Keep baking that sourdough, and change the world

TODAY IN HISTORY
(Photos: David Sax’s website)
The pandemic has produced so many depressing artifacts: the mountain of masks, the gallons of hand sanitizer, and the baton-length nasal swabs. But one of the worst might be the Work From Home Office Playset by Fisher-Price. At first, the thing was a much-needed parody. Then suddenly it was actually on the market, including a wooden laptop and headset, fabric apps, and a simulacrum of a disposable coffee cup.اضافة اعلان

This joyless toy is mentioned briefly in David Sax’s new book, “The Future Is Analog,” which claims to be “a manifesto for a different kind of change,” but is in equal part a moan-ifesto about the particular woes of quarantine for an upper-middle-class parent of young children. “I spent most of the year on home-school duty,” he writes about 2020: “manning our kids’ iPad and laptop, fixing printers and dropped connections, dragging them outside for recess, and constantly slinging quesadillas like a weary Oaxacan street vendor so my wife could get her work done.”



Sax interviewed almost 200 people for this project, but street vendors do not appear to be among them, though there are an eye-crossing number of business consultants, many of whom also have books to promote.
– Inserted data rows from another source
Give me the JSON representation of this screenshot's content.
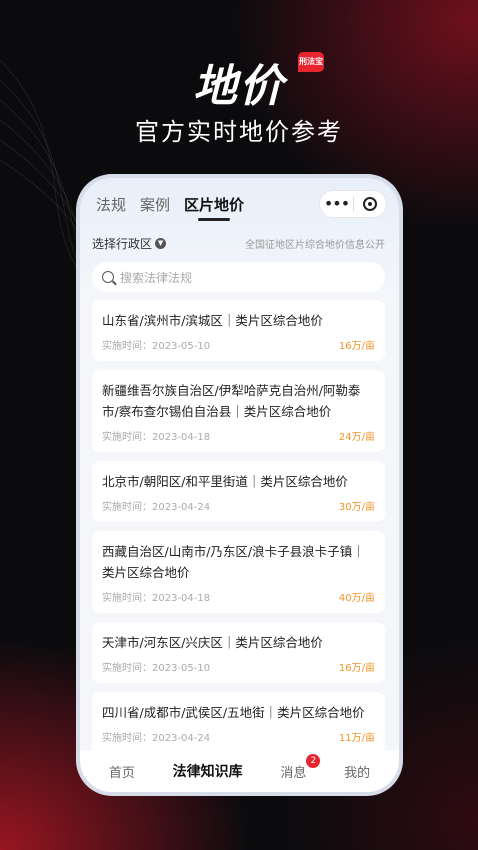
{
  "hero": {
    "title": "地价",
    "brand_badge": "刑法宝",
    "subtitle": "官方实时地价参考"
  },
  "tabs": [
    {
      "label": "法规",
      "active": false
    },
    {
      "label": "案例",
      "active": false
    },
    {
      "label": "区片地价",
      "active": true
    }
  ],
  "capsule": {
    "more_icon": "more-dots-icon",
    "close_icon": "target-icon"
  },
  "filter": {
    "region_label": "选择行政区",
    "notice": "全国征地区片综合地价信息公开"
  },
  "search": {
    "placeholder": "搜索法律法规"
  },
  "items": [
    {
      "title": "山东省/滨州市/滨城区｜类片区综合地价",
      "date_label": "实施时间：2023-05-10",
      "price": "16万/亩"
    },
    {
      "title": "新疆维吾尔族自治区/伊犁哈萨克自治州/阿勒泰市/察布查尔锡伯自治县｜类片区综合地价",
      "date_label": "实施时间：2023-04-18",
      "price": "24万/亩"
    },
    {
      "title": "北京市/朝阳区/和平里街道｜类片区综合地价",
      "date_label": "实施时间：2023-04-24",
      "price": "30万/亩"
    },
    {
      "title": "西藏自治区/山南市/乃东区/浪卡子县浪卡子镇｜类片区综合地价",
      "date_label": "实施时间：2023-04-18",
      "price": "40万/亩"
    },
    {
      "title": "天津市/河东区/兴庆区｜类片区综合地价",
      "date_label": "实施时间：2023-05-10",
      "price": "16万/亩"
    },
    {
      "title": "四川省/成都市/武侯区/五地街｜类片区综合地价",
      "date_label": "实施时间：2023-04-24",
      "price": "11万/亩"
    }
  ],
  "bottom_nav": [
    {
      "label": "首页",
      "active": false
    },
    {
      "label": "法律知识库",
      "active": true
    },
    {
      "label": "消息",
      "active": false,
      "badge": "2"
    },
    {
      "label": "我的",
      "active": false
    }
  ],
  "colors": {
    "accent": "#e8242f",
    "price": "#f29424"
  }
}
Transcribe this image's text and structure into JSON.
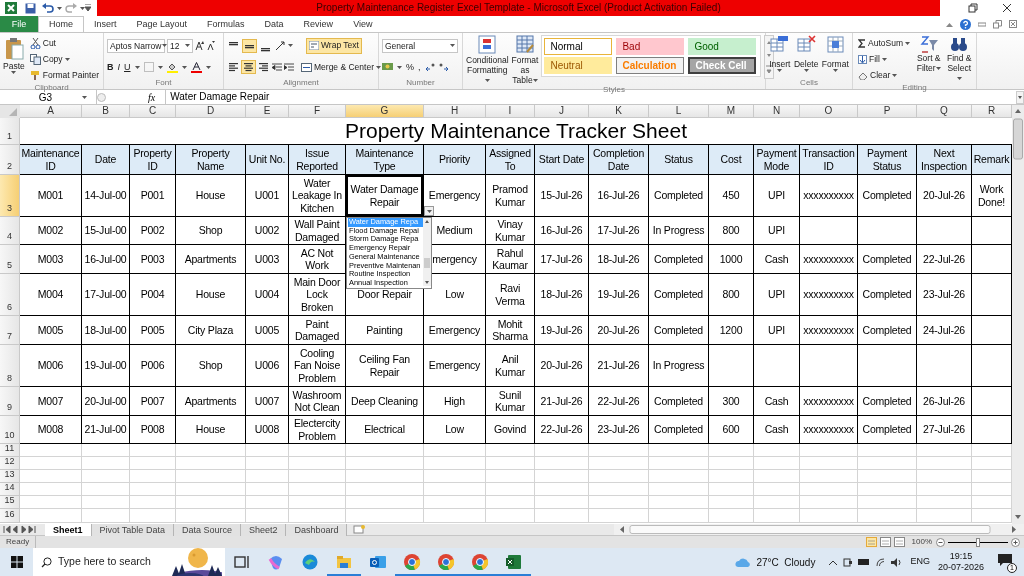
{
  "window": {
    "title": "Property Maintenance Register Excel Template  -  Microsoft Excel (Product Activation Failed)"
  },
  "ribbon_tabs": [
    {
      "label": "File",
      "kind": "file",
      "selected": false
    },
    {
      "label": "Home",
      "kind": "tab",
      "selected": true
    },
    {
      "label": "Insert",
      "kind": "tab",
      "selected": false
    },
    {
      "label": "Page Layout",
      "kind": "tab",
      "selected": false
    },
    {
      "label": "Formulas",
      "kind": "tab",
      "selected": false
    },
    {
      "label": "Data",
      "kind": "tab",
      "selected": false
    },
    {
      "label": "Review",
      "kind": "tab",
      "selected": false
    },
    {
      "label": "View",
      "kind": "tab",
      "selected": false
    }
  ],
  "clipboard": {
    "label": "Clipboard",
    "paste": "Paste",
    "cut": "Cut",
    "copy": "Copy",
    "format_painter": "Format Painter"
  },
  "font": {
    "label": "Font",
    "name": "Aptos Narrow",
    "size": "12",
    "bold": "B",
    "italic": "I",
    "underline": "U"
  },
  "alignment": {
    "label": "Alignment",
    "vertical": [
      {
        "selected": false
      },
      {
        "selected": true
      },
      {
        "selected": false
      }
    ],
    "horizontal": [
      {
        "selected": false
      },
      {
        "selected": true
      },
      {
        "selected": false
      }
    ],
    "wrap_text": {
      "label": "Wrap Text",
      "on": true
    },
    "merge": "Merge & Center"
  },
  "number": {
    "label": "Number",
    "format": "General",
    "percent": "%",
    "comma": ","
  },
  "styles": {
    "label": "Styles",
    "conditional": "Conditional Formatting",
    "format_table": "Format as Table",
    "cell_styles": [
      {
        "name": "Normal",
        "kind": "normal",
        "selected": true
      },
      {
        "name": "Bad",
        "kind": "bad",
        "selected": false
      },
      {
        "name": "Good",
        "kind": "good",
        "selected": false
      },
      {
        "name": "Neutral",
        "kind": "neutral",
        "selected": false
      },
      {
        "name": "Calculation",
        "kind": "calculation",
        "selected": false
      },
      {
        "name": "Check Cell",
        "kind": "check",
        "selected": false
      }
    ]
  },
  "cells": {
    "label": "Cells",
    "buttons": [
      "Insert",
      "Delete",
      "Format"
    ]
  },
  "editing": {
    "label": "Editing",
    "autosum": "AutoSum",
    "fill": "Fill",
    "clear": "Clear",
    "sort": "Sort & Filter",
    "find": "Find & Select"
  },
  "formula_bar": {
    "name_box": "G3",
    "function_label": "fx",
    "formula": "Water Damage Repair"
  },
  "spreadsheet": {
    "columns": [
      {
        "label": "A",
        "selected": false
      },
      {
        "label": "B",
        "selected": false
      },
      {
        "label": "C",
        "selected": false
      },
      {
        "label": "D",
        "selected": false
      },
      {
        "label": "E",
        "selected": false
      },
      {
        "label": "F",
        "selected": false
      },
      {
        "label": "G",
        "selected": true
      },
      {
        "label": "H",
        "selected": false
      },
      {
        "label": "I",
        "selected": false
      },
      {
        "label": "J",
        "selected": false
      },
      {
        "label": "K",
        "selected": false
      },
      {
        "label": "L",
        "selected": false
      },
      {
        "label": "M",
        "selected": false
      },
      {
        "label": "N",
        "selected": false
      },
      {
        "label": "O",
        "selected": false
      },
      {
        "label": "P",
        "selected": false
      },
      {
        "label": "Q",
        "selected": false
      },
      {
        "label": "R",
        "selected": false
      }
    ],
    "rows": [
      {
        "number": "1",
        "kind": "title",
        "selected": false,
        "text": "Property Maintenance Tracker Sheet"
      },
      {
        "number": "2",
        "kind": "header",
        "selected": false,
        "cells": [
          "Maintenance ID",
          "Date",
          "Property ID",
          "Property Name",
          "Unit No.",
          "Issue Reported",
          "Maintenance Type",
          "Priority",
          "Assigned To",
          "Start Date",
          "Completion Date",
          "Status",
          "Cost",
          "Payment Mode",
          "Transaction ID",
          "Payment Status",
          "Next Inspection",
          "Remark"
        ]
      },
      {
        "number": "3",
        "kind": "data",
        "selected": true,
        "cells": [
          "M001",
          "14-Jul-00",
          "P001",
          "House",
          "U001",
          "Water Leakage In Kitchen",
          "Water Damage Repair",
          "Emergency",
          "Pramod Kumar",
          "15-Jul-26",
          "16-Jul-26",
          "Completed",
          "450",
          "UPI",
          "xxxxxxxxxx",
          "Completed",
          "20-Jul-26",
          "Work Done!"
        ]
      },
      {
        "number": "4",
        "kind": "data",
        "selected": false,
        "cells": [
          "M002",
          "15-Jul-00",
          "P002",
          "Shop",
          "U002",
          "Wall Paint Damaged",
          null,
          "Medium",
          "Vinay Kumar",
          "16-Jul-26",
          "17-Jul-26",
          "In Progress",
          "800",
          "UPI",
          null,
          null,
          null,
          null
        ]
      },
      {
        "number": "5",
        "kind": "data",
        "selected": false,
        "cells": [
          "M003",
          "16-Jul-00",
          "P003",
          "Apartments",
          "U003",
          "AC Not Work",
          null,
          "mergency",
          "Rahul Kaumar",
          "17-Jul-26",
          "18-Jul-26",
          "Completed",
          "1000",
          "Cash",
          "xxxxxxxxxx",
          "Completed",
          "22-Jul-26",
          null
        ]
      },
      {
        "number": "6",
        "kind": "data",
        "selected": false,
        "cells": [
          "M004",
          "17-Jul-00",
          "P004",
          "House",
          "U004",
          "Main Door Lock Broken",
          "Door Repair",
          "Low",
          "Ravi Verma",
          "18-Jul-26",
          "19-Jul-26",
          "Completed",
          "800",
          "UPI",
          "xxxxxxxxxx",
          "Completed",
          "23-Jul-26",
          null
        ]
      },
      {
        "number": "7",
        "kind": "data",
        "selected": false,
        "cells": [
          "M005",
          "18-Jul-00",
          "P005",
          "City Plaza",
          "U005",
          "Paint Damaged",
          "Painting",
          "Emergency",
          "Mohit Sharma",
          "19-Jul-26",
          "20-Jul-26",
          "Completed",
          "1200",
          "UPI",
          "xxxxxxxxxx",
          "Completed",
          "24-Jul-26",
          null
        ]
      },
      {
        "number": "8",
        "kind": "data",
        "selected": false,
        "cells": [
          "M006",
          "19-Jul-00",
          "P006",
          "Shop",
          "U006",
          "Cooling Fan Noise Problem",
          "Ceiling Fan Repair",
          "Emergency",
          "Anil Kumar",
          "20-Jul-26",
          "21-Jul-26",
          "In Progress",
          null,
          null,
          null,
          null,
          null,
          null
        ]
      },
      {
        "number": "9",
        "kind": "data",
        "selected": false,
        "cells": [
          "M007",
          "20-Jul-00",
          "P007",
          "Apartments",
          "U007",
          "Washroom Not Clean",
          "Deep Cleaning",
          "High",
          "Sunil Kumar",
          "21-Jul-26",
          "22-Jul-26",
          "Completed",
          "300",
          "Cash",
          "xxxxxxxxxx",
          "Completed",
          "26-Jul-26",
          null
        ]
      },
      {
        "number": "10",
        "kind": "data",
        "selected": false,
        "cells": [
          "M008",
          "21-Jul-00",
          "P008",
          "House",
          "U008",
          "Electercity Problem",
          "Electrical",
          "Low",
          "Govind",
          "22-Jul-26",
          "23-Jul-26",
          "Completed",
          "600",
          "Cash",
          "xxxxxxxxxx",
          "Completed",
          "27-Jul-26",
          null
        ]
      },
      {
        "number": "11",
        "kind": "empty",
        "selected": false
      },
      {
        "number": "12",
        "kind": "empty",
        "selected": false
      },
      {
        "number": "13",
        "kind": "empty",
        "selected": false
      },
      {
        "number": "14",
        "kind": "empty",
        "selected": false
      },
      {
        "number": "15",
        "kind": "empty",
        "selected": false
      },
      {
        "number": "16",
        "kind": "empty",
        "selected": false
      }
    ],
    "validation_list": [
      {
        "label": "Water Damage Repa",
        "selected": true
      },
      {
        "label": "Flood Damage Repai",
        "selected": false
      },
      {
        "label": "Storm Damage Repa",
        "selected": false
      },
      {
        "label": "Emergency Repair",
        "selected": false
      },
      {
        "label": "General Maintenance",
        "selected": false
      },
      {
        "label": "Preventive Maintenan",
        "selected": false
      },
      {
        "label": "Routine Inspection",
        "selected": false
      },
      {
        "label": "Annual Inspection",
        "selected": false
      }
    ]
  },
  "sheet_tabs": [
    {
      "label": "Sheet1",
      "selected": true
    },
    {
      "label": "Pivot Table Data",
      "selected": false
    },
    {
      "label": "Data Source",
      "selected": false
    },
    {
      "label": "Sheet2",
      "selected": false
    },
    {
      "label": "Dashboard",
      "selected": false
    }
  ],
  "status_bar": {
    "status": "Ready",
    "views": [
      {
        "selected": true
      },
      {
        "selected": false
      },
      {
        "selected": false
      }
    ],
    "zoom": {
      "reading": "100%",
      "level": 0.5
    }
  },
  "taskbar": {
    "search": {
      "placeholder": "Type here to search"
    },
    "apps": [
      {
        "kind": "task-view",
        "running": false
      },
      {
        "kind": "copilot",
        "running": false
      },
      {
        "kind": "edge",
        "running": false
      },
      {
        "kind": "explorer",
        "running": true
      },
      {
        "kind": "outlook",
        "running": false
      },
      {
        "kind": "chrome",
        "running": true
      },
      {
        "kind": "chrome",
        "running": true
      },
      {
        "kind": "chrome",
        "running": true
      },
      {
        "kind": "excel",
        "running": true
      }
    ],
    "weather": "27°C  Cloudy",
    "language": "ENG",
    "time": "19:15",
    "date": "20-07-2026",
    "notifications": "1"
  }
}
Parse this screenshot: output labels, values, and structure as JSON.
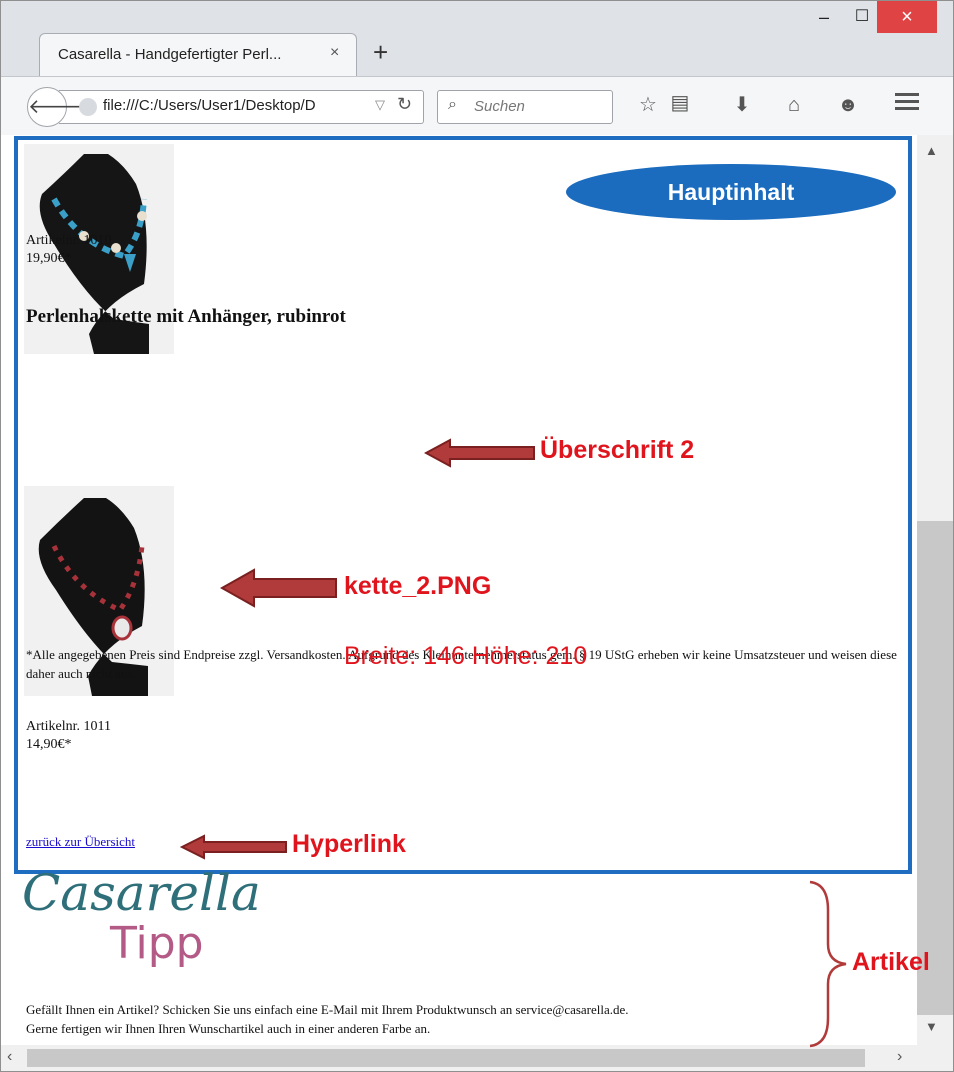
{
  "browser": {
    "tab_title": "Casarella - Handgefertigter Perl...",
    "tab_close": "×",
    "new_tab": "+",
    "window_controls": {
      "minimize": "–",
      "maximize": "☐",
      "close": "×"
    },
    "url": "file:///C:/Users/User1/Desktop/D",
    "search_placeholder": "Suchen",
    "icons": [
      "back-icon",
      "globe-icon",
      "reload-icon",
      "search-icon",
      "bookmark-star-icon",
      "reading-list-icon",
      "download-icon",
      "home-icon",
      "chat-icon",
      "menu-icon"
    ]
  },
  "page": {
    "item1": {
      "artikelnr": "Artikelnr. 1010",
      "price": "19,90€*"
    },
    "heading2": "Perlenhalskette mit Anhänger, rubinrot",
    "item2": {
      "artikelnr": "Artikelnr. 1011",
      "price": "14,90€*"
    },
    "footnote": "*Alle angegebenen Preis sind Endpreise zzgl. Versandkosten. Aufgrund des Kleinunternehmerstatus gem. § 19 UStG erheben wir keine Umsatzsteuer und weisen diese daher auch nicht aus.",
    "back_link": "zurück zur Übersicht",
    "logo": {
      "line1": "Casarella",
      "line2": "Tipp"
    },
    "footer_line1": "Gefällt Ihnen ein Artikel? Schicken Sie uns einfach eine E-Mail mit Ihrem Produktwunsch an service@casarella.de.",
    "footer_line2": "Gerne fertigen wir Ihnen Ihren Wunschartikel auch in einer anderen Farbe an."
  },
  "annotations": {
    "main_label": "Hauptinhalt",
    "heading_label": "Überschrift 2",
    "image_label": "kette_2.PNG",
    "image_dims": "Breite: 146 Höhe: 210",
    "link_label": "Hyperlink",
    "article_label": "Artikel"
  },
  "colors": {
    "annotation_red": "#e0141c",
    "annotation_blue": "#1b6cbe",
    "arrow_fill": "#b13a3a",
    "logo_teal": "#2e6f7a",
    "logo_pink": "#b35a86"
  }
}
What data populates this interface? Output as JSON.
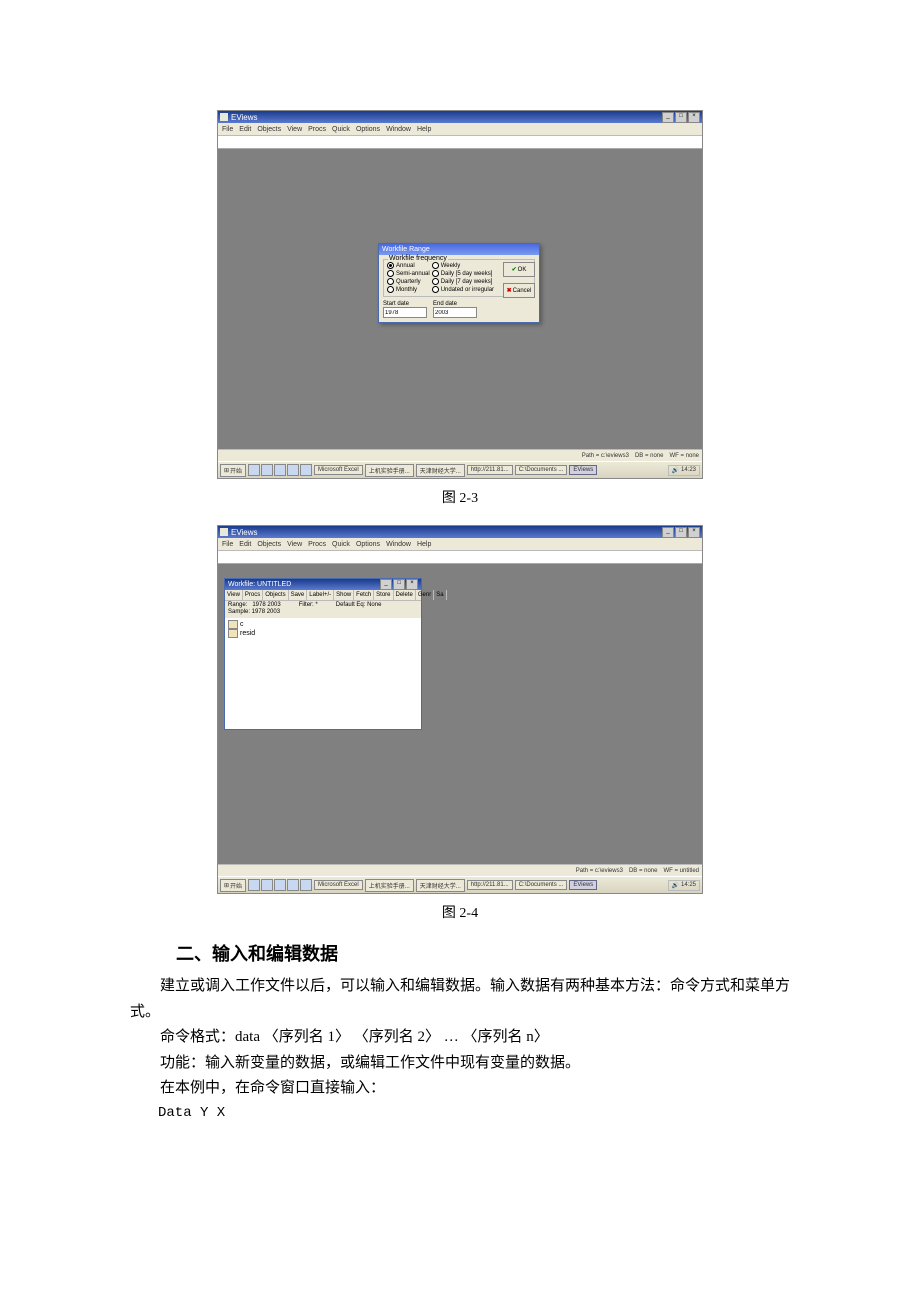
{
  "app": {
    "title": "EViews",
    "menus": [
      "File",
      "Edit",
      "Objects",
      "View",
      "Procs",
      "Quick",
      "Options",
      "Window",
      "Help"
    ]
  },
  "screenshot1": {
    "dialog_title": "Workfile Range",
    "freq_group_label": "Workfile frequency",
    "frequencies_col1": [
      "Annual",
      "Semi-annual",
      "Quarterly",
      "Monthly"
    ],
    "frequencies_col2": [
      "Weekly",
      "Daily [5 day weeks]",
      "Daily [7 day weeks]",
      "Undated or irregular"
    ],
    "selected_frequency": "Annual",
    "start_label": "Start date",
    "start_value": "1978",
    "end_label": "End date",
    "end_value": "2003",
    "ok_label": "OK",
    "cancel_label": "Cancel",
    "status": {
      "path": "Path = c:\\eviews3",
      "db": "DB = none",
      "wf": "WF = none"
    },
    "time": "14:23"
  },
  "screenshot2": {
    "child_title": "Workfile: UNTITLED",
    "toolbar": [
      "View",
      "Procs",
      "Objects",
      "Save",
      "Label+/-",
      "Show",
      "Fetch",
      "Store",
      "Delete",
      "Genr",
      "Sa"
    ],
    "range": "Range:   1978 2003",
    "sample": "Sample: 1978 2003",
    "filter": "Filter: *",
    "default_eq": "Default Eq: None",
    "objects": [
      "c",
      "resid"
    ],
    "status": {
      "path": "Path = c:\\eviews3",
      "db": "DB = none",
      "wf": "WF = untitled"
    },
    "time": "14:25"
  },
  "taskbar": {
    "start": "开始",
    "items": [
      "Microsoft Excel",
      "上机实验手册...",
      "天津财经大学...",
      "http://211.81...",
      "C:\\Documents ...",
      "EViews"
    ]
  },
  "captions": {
    "fig23": "图 2-3",
    "fig24": "图 2-4"
  },
  "text": {
    "section_heading": "二、输入和编辑数据",
    "p1": "建立或调入工作文件以后，可以输入和编辑数据。输入数据有两种基本方法：命令方式和菜单方式。",
    "p2": "命令格式：data  〈序列名 1〉  〈序列名 2〉  …  〈序列名 n〉",
    "p3": "功能：输入新变量的数据，或编辑工作文件中现有变量的数据。",
    "p4": "在本例中，在命令窗口直接输入：",
    "p5": "Data  Y  X"
  }
}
Generous with his praise, Sax deems various of these “delightful,” “wonderful”, or “fabulous.” I would call his new one “OK,” “perfectly fine”, and “not a complete waste of your time.”

Whiter-collar than the old commercials for Wisk detergent bingeable on YouTube, “The Future Is Analog” is a sequel of sorts to the author’s 2016 hit “The Revenge of Analog,” wherein he pawed through record bins, scribbled in Moleskine notebooks, and played board games, making an excellent case for the value of offline experience. (A little perversely, I read “The Revenge of Analog” in ebook form, albeit checked out from the good old-fashioned New York Public Library, and agree — it is just not the same.)

“The Future Is Analog” also makes an excellent case for the value of offline experience, but unfortunately somewhat at its own expense. Hamstrung by lockdown, Sax, a journalist and public speaker, had to resort to reporting by Zoom, which he himself argues is a fast-food version of IRL. Famished for color, he clocks one source’s guitar collection as if he were Room Rater and watches as another’s child runs by in a Harry Potter costume. Complaining about confinement at his mother-in-law’s “luxury lakeside weekend home”, a six-bedroom with sauna and hot tub, even as he acknowledges his good fortune, the author cannot help sounding a little whiny. Arguing about “Caste,” by Isabel Wilkerson, with half a dozen other “white men from privileged backgrounds” at a backyard book club feels ever so slightly blinkered.

But Sax is no George Jetson, reclining on a conveyor belt at the end of a hard day to receive his pipe and slippers. “Give me a delivery person who says hello,” he all but growls, “not a robot that rolls down the sidewalk with my lunch.” I hope he is an excellent tipper.

The book is not entirely without adventure: Sax shops for a wet suit at a local store in his hometown, Toronto, noting the superiority of this personalized retail experience to the Amazon clickathon; recalls a charming-sounding “forest library” he once visited in Seoul (though betcha people check their phones there).

He bakes challah for his family, enjoying the “fold, push, spin, flip, thwhack, fold, push, spin, flip, thwhack, fold, push, spin, flip, thwhack!” sensation of kneading.

The trouble is that here in the fall of 2022, when most COVID-19 restrictions have been lifted, the revelation that such simple activities warm a digitally chilled soul feels as stale as our sourdough loaves. And some of Sax’s precepts, novel under our shared duress, now seem obvious or under-interrogated. Theater is better in person, certainly, and too much online shopping and scrolling can leave one feeling hollow. Are digital conversations more “ephemeral” than physical ones, as Sax contends? (“They disappear into the void.”) Or is it exactly the opposite, that they can be screen-shotted or forwarded and come back to haunt in ways never anticipated?

The freshest exploration in “The Future Is Analog” is of the role of the office in human society, an ongoing puzzle that urban planners, government tax authorities and corporate managers are straining mightily to solve. This is interesting because Sax has only ever worked in one for six weeks, quitting after the copier caught fire. He cites a team at Ford who in three hours “crushed,” in the positive sense, a design plan they’d been trying to lay out remotely for months — after they got together in a boardroom and pinned up ideas on a wall. “What is an office?” Sax asks, and maybe the answer is just a party, with Post-its.

And what is a book? “The Future Is Analog” might have been better as that old-new phenomenon, a podcast. A brand extension writ antsy, it also seems to have suffered from an automated spellchecker, referring to a show in Sax’s “Netflix cue”; to a heckled standup comic who “expertly diffused the situation”; and cold water “crushing my skull in a vice grip.” Analog this.